Polda Sumatera Selatan dan jajaran menetapkan 36 tersangka kasus kebakaran hutan dan lahan (karhutla). Para tersangka terancam pidana penjara selama 15 tahun.
Ke-36 tersangka tersebut berasal dari 28 laporan polisi dengan luas lahan terbakar 138,8 hektare.

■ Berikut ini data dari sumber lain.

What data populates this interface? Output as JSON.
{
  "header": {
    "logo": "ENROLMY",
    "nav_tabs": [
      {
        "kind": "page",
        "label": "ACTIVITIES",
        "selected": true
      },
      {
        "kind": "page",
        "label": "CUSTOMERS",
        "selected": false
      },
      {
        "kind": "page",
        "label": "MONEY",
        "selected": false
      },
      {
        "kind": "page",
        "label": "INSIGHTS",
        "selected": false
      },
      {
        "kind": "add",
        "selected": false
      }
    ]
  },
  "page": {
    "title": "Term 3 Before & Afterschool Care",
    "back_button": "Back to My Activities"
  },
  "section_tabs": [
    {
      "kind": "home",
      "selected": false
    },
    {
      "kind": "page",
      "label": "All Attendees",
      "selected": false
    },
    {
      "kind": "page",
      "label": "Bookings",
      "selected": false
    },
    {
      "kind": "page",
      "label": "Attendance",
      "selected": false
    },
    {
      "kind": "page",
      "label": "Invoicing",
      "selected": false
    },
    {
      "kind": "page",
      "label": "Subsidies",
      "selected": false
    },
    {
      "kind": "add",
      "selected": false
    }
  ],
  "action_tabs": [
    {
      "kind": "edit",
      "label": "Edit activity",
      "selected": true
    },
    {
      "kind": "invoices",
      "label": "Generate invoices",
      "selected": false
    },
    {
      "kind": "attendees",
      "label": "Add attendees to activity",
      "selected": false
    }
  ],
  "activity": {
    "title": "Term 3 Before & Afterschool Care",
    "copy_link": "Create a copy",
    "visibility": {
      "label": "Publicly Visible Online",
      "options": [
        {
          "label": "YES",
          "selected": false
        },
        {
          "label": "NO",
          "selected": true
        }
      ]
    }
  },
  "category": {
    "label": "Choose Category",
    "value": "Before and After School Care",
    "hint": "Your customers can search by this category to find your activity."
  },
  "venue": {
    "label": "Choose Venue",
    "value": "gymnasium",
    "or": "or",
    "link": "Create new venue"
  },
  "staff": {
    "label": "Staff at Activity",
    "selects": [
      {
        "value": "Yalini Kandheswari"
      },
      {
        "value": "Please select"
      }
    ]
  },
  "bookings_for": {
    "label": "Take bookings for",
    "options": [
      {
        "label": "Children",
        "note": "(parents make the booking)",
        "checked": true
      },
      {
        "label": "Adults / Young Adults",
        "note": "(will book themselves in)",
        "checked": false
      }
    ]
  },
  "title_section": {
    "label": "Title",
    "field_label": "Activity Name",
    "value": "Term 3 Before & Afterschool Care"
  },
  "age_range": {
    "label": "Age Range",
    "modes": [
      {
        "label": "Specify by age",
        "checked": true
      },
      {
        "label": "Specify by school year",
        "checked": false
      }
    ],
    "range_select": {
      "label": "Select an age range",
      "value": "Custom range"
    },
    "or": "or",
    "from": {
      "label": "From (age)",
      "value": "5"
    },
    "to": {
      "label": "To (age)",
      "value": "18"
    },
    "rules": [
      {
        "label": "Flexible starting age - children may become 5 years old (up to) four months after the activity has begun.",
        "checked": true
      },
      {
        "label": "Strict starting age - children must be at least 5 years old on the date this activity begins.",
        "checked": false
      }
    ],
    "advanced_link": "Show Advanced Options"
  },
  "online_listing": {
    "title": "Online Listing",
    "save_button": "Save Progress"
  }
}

Mereka terbukti membakar lahan di Ogan Komering Ilir, Ogan Ilir, Banyuasin, Musi Banyuasin, Muara Enim, OKU Timur, Lahat, dan Palembang.
"Ada 36 orang kami tetapkan tersangka kasus karhutla dari 28 LP yang masuk. Semuanya dalam penahanan," kata Kabid Humas Polda Sumsel Kombes Pol Nandang Mu'min Wijaya, Kamis (10/9).
Nandang menyebut penanganan karhutla menjadi fokus perhatian karena menimbulkan kabut asap yang mengganggu kesehatan, penerbangan, dan aktivitas masyarakat. Atensi proses hukum juga masih berlangsung seiring makin meluasnya karhutla di Sumsel saat ini.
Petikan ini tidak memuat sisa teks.